Surprise: Scrolling Through Facebook Posts Actually Has A Negative Effect

Surprise: Scrolling Through Facebook Posts Actually Has A Negative Effect

A study conducted by researchers at the University of British Columbia revealed that Facebook posts heavily contribute to people’s negative feelings about themselves, including lower self-worth. But, jealousy is what people mostly feel when scrolling through the dolled-up  lives of their friends.  

Past studies have linked social media use to depression, anxiety and narcissism but these studies never got to the root of the cause for such feelings.

Co-author of the recent study, Izak Benbasat, entitled the study “Why Following Friends Can Hurt You.” Researchers evaluated survey responses from almost 1,200 German university students regarding their Facebook habits as well as their emotions felt while using the network.
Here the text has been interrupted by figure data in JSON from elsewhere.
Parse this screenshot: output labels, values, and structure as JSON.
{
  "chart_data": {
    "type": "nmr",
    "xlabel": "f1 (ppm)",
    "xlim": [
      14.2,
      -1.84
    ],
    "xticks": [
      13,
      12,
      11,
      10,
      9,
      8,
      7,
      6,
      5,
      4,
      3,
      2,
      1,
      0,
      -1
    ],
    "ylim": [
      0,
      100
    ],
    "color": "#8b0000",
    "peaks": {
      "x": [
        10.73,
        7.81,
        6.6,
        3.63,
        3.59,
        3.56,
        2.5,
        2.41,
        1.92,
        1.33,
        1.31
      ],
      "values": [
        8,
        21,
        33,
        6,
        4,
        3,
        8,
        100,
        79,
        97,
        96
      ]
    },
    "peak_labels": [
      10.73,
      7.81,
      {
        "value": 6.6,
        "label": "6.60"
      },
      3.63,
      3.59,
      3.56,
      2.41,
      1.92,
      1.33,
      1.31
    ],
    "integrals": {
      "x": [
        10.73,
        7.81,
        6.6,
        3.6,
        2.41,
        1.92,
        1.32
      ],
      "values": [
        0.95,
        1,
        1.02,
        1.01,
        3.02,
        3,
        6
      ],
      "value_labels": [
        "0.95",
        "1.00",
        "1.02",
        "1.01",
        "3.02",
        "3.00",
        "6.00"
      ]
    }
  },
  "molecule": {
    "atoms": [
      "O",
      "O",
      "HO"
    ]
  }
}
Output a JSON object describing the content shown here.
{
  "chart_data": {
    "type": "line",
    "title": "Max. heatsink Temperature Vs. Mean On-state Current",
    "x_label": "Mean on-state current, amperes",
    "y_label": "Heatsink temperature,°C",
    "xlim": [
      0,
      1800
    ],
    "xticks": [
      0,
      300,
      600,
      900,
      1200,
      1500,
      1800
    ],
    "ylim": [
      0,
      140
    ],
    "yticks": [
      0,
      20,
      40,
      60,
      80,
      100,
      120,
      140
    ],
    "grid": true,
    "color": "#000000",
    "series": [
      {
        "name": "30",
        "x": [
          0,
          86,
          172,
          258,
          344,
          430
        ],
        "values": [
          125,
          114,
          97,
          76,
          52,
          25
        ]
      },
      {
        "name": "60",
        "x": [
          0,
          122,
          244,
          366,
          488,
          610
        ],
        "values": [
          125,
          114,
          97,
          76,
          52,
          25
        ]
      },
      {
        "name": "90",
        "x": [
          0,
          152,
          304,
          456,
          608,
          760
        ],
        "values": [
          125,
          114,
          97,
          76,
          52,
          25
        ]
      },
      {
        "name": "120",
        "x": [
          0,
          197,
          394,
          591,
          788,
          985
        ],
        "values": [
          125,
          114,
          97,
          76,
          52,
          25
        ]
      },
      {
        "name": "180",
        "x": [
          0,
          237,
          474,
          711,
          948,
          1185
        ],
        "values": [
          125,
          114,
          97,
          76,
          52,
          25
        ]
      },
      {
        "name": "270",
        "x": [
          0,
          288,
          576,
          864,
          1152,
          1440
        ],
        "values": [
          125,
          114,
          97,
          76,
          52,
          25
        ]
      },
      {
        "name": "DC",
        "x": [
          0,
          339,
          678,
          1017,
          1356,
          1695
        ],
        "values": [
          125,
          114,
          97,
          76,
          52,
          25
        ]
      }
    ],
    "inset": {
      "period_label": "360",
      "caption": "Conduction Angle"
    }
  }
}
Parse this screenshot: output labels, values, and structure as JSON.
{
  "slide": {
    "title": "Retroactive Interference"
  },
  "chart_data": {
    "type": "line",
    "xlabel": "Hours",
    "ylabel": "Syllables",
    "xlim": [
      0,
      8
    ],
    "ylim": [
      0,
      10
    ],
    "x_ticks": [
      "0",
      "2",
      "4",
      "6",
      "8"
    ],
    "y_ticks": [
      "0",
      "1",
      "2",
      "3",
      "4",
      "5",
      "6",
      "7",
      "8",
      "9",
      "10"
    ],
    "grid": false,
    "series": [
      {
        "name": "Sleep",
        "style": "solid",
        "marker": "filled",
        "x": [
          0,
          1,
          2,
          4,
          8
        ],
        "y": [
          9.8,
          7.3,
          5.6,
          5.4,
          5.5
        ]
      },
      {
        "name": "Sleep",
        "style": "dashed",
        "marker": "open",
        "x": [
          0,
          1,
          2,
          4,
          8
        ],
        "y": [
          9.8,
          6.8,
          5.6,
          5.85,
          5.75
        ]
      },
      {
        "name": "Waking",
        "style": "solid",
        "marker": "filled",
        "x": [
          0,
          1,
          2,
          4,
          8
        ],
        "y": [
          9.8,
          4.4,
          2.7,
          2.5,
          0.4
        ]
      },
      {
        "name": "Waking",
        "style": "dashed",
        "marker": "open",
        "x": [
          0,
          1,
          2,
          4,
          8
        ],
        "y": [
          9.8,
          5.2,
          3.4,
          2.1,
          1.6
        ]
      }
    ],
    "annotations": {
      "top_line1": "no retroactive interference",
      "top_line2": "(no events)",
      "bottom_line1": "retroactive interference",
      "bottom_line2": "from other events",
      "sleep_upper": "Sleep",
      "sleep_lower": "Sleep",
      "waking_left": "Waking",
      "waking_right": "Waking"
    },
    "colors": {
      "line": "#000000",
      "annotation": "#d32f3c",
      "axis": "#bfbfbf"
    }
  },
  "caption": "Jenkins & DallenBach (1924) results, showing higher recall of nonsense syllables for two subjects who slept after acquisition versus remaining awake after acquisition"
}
While 38% of respondents stated that using Facebook is pleasurable, the most common response to the question of “Which emotion do you feel the most when using Facebook?” was envy.

But, it took some specific questioning to get students to realize they felt envious. Benbasat pointed out that,  “If we asked people directly ‘What do you feel?’ only 25% mention envy.” However, that number increases to 50% when asked about their general feelings. Benbasat believes that, “The truth is somewhere in the middle.”
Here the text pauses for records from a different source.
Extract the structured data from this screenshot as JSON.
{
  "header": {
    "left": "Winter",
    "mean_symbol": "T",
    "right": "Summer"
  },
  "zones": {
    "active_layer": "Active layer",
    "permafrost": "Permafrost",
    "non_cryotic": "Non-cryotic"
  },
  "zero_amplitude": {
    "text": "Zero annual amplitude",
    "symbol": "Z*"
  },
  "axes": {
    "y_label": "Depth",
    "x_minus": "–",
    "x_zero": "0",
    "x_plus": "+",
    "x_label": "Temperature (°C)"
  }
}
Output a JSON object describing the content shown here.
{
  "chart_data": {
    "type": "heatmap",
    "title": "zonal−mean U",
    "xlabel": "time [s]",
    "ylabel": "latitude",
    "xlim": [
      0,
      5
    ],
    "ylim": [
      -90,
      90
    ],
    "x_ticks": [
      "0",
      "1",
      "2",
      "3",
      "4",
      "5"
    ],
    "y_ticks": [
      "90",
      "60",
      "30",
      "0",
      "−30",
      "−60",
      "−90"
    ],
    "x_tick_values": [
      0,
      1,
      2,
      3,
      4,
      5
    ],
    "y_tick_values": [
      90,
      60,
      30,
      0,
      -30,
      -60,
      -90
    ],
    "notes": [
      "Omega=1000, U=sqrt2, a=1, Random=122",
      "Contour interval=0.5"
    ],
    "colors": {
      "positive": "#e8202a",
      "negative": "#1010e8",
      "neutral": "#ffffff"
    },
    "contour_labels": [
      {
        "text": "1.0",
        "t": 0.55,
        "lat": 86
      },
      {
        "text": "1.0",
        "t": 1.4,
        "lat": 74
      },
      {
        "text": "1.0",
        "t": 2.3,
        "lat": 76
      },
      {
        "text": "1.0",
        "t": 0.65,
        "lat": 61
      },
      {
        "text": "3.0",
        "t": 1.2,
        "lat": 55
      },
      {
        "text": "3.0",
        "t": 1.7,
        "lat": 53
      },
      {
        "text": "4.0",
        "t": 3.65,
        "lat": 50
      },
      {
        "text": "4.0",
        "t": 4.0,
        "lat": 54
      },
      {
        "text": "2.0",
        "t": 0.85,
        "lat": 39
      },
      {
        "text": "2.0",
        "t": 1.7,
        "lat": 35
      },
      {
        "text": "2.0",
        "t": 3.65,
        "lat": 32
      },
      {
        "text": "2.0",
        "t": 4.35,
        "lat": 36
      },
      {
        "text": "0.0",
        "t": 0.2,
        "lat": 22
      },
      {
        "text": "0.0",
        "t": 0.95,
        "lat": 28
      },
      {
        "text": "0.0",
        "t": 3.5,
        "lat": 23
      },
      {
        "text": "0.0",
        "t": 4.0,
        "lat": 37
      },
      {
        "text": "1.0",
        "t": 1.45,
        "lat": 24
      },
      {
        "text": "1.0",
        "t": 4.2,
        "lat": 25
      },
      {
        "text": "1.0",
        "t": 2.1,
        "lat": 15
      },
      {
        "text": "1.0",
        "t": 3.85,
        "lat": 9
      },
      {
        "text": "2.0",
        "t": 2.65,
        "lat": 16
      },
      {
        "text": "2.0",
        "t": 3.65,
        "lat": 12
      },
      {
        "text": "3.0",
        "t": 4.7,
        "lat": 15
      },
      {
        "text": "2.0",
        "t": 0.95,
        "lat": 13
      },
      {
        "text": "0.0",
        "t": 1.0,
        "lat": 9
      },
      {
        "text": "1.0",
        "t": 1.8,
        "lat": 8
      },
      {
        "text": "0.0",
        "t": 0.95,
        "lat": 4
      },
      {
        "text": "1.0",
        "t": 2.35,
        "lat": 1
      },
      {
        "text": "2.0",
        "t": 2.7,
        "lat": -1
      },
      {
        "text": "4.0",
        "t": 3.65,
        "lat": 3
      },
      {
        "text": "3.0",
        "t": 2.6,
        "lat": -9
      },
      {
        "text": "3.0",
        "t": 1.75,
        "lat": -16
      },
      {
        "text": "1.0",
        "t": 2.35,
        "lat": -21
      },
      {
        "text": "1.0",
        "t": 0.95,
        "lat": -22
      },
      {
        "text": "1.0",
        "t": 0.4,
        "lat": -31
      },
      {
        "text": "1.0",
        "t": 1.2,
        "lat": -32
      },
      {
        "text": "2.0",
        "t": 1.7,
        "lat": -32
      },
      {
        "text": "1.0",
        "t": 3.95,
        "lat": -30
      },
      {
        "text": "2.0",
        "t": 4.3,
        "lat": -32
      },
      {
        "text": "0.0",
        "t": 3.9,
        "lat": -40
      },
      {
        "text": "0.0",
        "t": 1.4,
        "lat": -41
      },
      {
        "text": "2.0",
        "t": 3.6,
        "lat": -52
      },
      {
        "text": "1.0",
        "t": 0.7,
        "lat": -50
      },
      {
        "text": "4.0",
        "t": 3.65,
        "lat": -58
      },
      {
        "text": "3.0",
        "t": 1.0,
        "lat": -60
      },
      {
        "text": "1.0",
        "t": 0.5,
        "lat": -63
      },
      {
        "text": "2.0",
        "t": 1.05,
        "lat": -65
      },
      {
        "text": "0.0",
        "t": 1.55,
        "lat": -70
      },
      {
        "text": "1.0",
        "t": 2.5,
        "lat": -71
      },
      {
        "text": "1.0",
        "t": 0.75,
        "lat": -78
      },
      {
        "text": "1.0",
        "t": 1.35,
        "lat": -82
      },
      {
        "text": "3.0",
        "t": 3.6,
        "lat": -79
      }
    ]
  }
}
63% of the time, posts about travel and leisure triggered users’ feelings of envy and inadequacy. That is compared to 18% of the time when friends discuss the same issues in a conversational setting.
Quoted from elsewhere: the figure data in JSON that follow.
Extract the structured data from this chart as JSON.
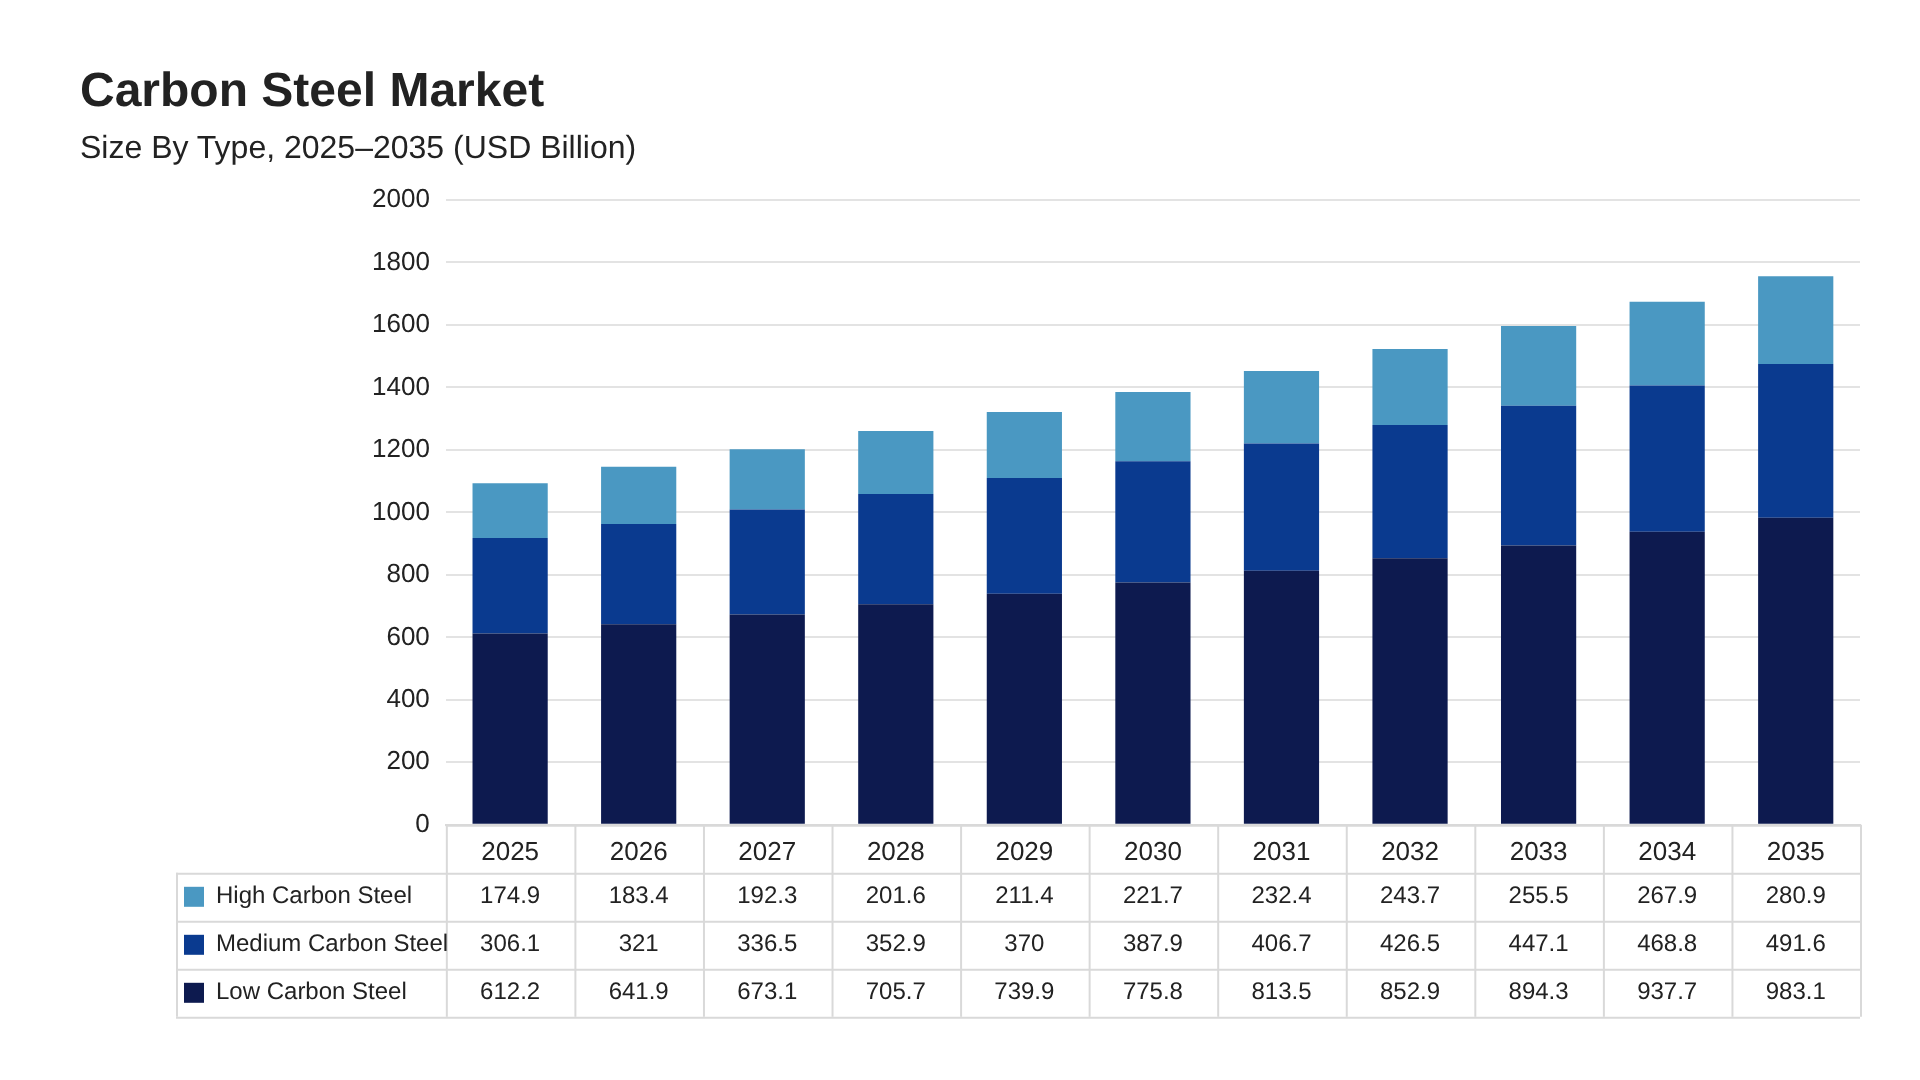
{
  "chart_data": {
    "type": "bar",
    "title": "Carbon Steel Market",
    "subtitle": "Size By Type, 2025–2035 (USD Billion)",
    "categories": [
      "2025",
      "2026",
      "2027",
      "2028",
      "2029",
      "2030",
      "2031",
      "2032",
      "2033",
      "2034",
      "2035"
    ],
    "stacked": true,
    "data_labels": true,
    "grid": "y",
    "legend": "bottom",
    "ylim": [
      0,
      2000
    ],
    "yticks": [
      0,
      200,
      400,
      600,
      800,
      1000,
      1200,
      1400,
      1600,
      1800,
      2000
    ],
    "series": [
      {
        "name": "Low Carbon Steel",
        "color": "#0d1a4f",
        "values": [
          612.2,
          641.9,
          673.1,
          705.7,
          739.9,
          775.8,
          813.5,
          852.9,
          894.3,
          937.7,
          983.1
        ]
      },
      {
        "name": "Medium Carbon Steel",
        "color": "#0a3a8f",
        "values": [
          306.1,
          321,
          336.5,
          352.9,
          370,
          387.9,
          406.7,
          426.5,
          447.1,
          468.8,
          491.6
        ]
      },
      {
        "name": "High Carbon Steel",
        "color": "#4a98c2",
        "values": [
          174.9,
          183.4,
          192.3,
          201.6,
          211.4,
          221.7,
          232.4,
          243.7,
          255.5,
          267.9,
          280.9
        ]
      }
    ]
  }
}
Interestingly, the study revealed that a person’s tendency to compare his or her experiences with friends actually lessens that person’s enjoyment in their own experiences unless it is believed that they will be better than others’.

Benbasat said that, “Most of the time people on Facebook are trying to show their good sides, not their bad sides. When envy goes up, emotional and social well-being comes down.” That in turn increases feelings of stress, sadness and loneliness.

Millennials are particularly susceptible to these feelings of unhappiness due to the disparities between expectations and reality.

Benbasat noted that, “From other studies, we know that feelings of envy are higher when you are younger.”

To cope with those sad feelings, people sometimes try to make themselves look good in their social media posts. “There is a reaction to when people feel envious they will post good, pleasant information about themselves.” Ironically, this only feeds into the continuing problem.